Le test salivaire qui vire au positif, et soudain, tout bascule. Vous pensiez que ce joint fumé deux jours plus tôt ne poserait aucun problème, vous aviez zéro symptôme, vous vous sentiez parfaitement lucide. Pourtant, vous voilà face aux forces de l’ordre, permis retenu sur place, avec ce sentiment d’injustice mêlé à la peur panique de tout perdre. Parce qu’aujourd’hui, une première infraction aux stupéfiants ne pardonne plus. Fini le temps où l’on s’en sortait avec un simple rappel à la loi ou une tape sur les doigts. Depuis juillet 2025, le législateur a choisi la manière forte, et les conséquences peuvent détruire votre quotidien : impossible de vous rendre au travail, amende salée, casier judiciaire, démarches administratives interminables. Votre vie peut basculer en quelques minutes.

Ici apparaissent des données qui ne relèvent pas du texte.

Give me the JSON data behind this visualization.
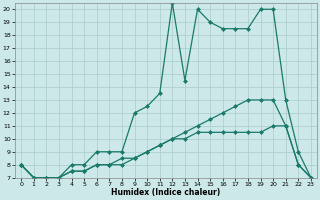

Les nouvelles sanctions depuis la loi du 9 juillet 2025 : un tournant radical

Le 9 juillet 2025 marque une rupture brutale dans la gestion de la sécurité routière. Avant cette date, conduire après avoir consommé du cannabis ou d’autres substances vous exposait à deux ans de prison maximum et 4 500 euros d’amende. C’était déjà dissuasif, mais insuffisant aux yeux du législateur. Aujourd’hui, ces peines ont quasiment doublé : vous risquez désormais jusqu’à trois ans d’emprisonnement et 9 000 euros d’amende pour une simple détection de THC, cocaïne ou tout autre stupéfiant au volant. Même pour une première fois, même sans accident, même si vous jurez que vous vous sentiez parfaitement capable de conduire.

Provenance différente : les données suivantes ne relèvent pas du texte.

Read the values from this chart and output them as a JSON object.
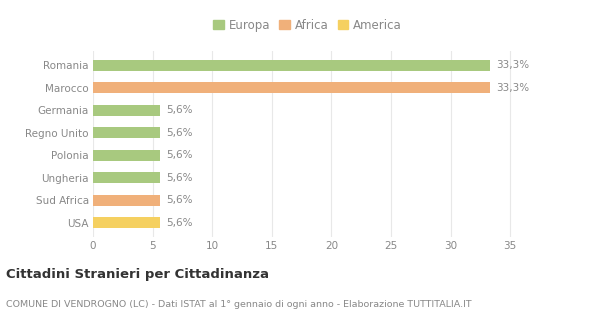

Cette loi intervient dans un contexte très particulier. Les drames médiatisés, comme l’accident impliquant Pierre Palmade ou celui qui a coûté la vie au fils du chef Yannick Alléno, ont créé une pression énorme sur le gouvernement. L’opinion publique réclamait des sanctions exemplaires, et les parlementaires ont répondu présent. Résultat : le cadre légal ne fait plus dans la demi-mesure. Si vous combinez alcool et stupéfiants, la peine grimpe encore : jusqu’à cinq ans de prison et 15 000 euros d’amende. Nous sommes face à une volonté claire de frapper fort, dès la première infraction, sans distinction entre l’usager occasionnel et le consommateur régulier.

Votre statut d’automobiliste responsable, votre passé vierge, votre situation professionnelle ou familiale ne changeront rien à la donne. Le message du législateur est sans appel : tolérance zéro. Une première condamnation pour conduite sous stupéfiants peut désormais vous coûter aussi cher qu’un délit grave, avec toutes les conséquences que cela implique sur votre avenir.

Le retrait de points : 6 points d’un coup et les conséquences immédiates

Parlons maintenant de ce qui terrifie souvent plus que l’amende elle-même : la perte de points sur votre permis. Un contrôle positif aux stupéfiants vous fait perdre automatiquement 6 points d’un seul coup. Six points, ce n’est pas rien. Pour un permis probatoire détenant seulement 6 points au total après la première année, c’est l’invalidation immédiate, sans discussion possible. Vous vous retrouvez sans permis avant même d’avoir été convoqué devant le tribunal. Même pour un conducteur expérimenté disposant encore de son capital de 12 points, perdre la moitié en une seule fois fragilise considérablement sa situation.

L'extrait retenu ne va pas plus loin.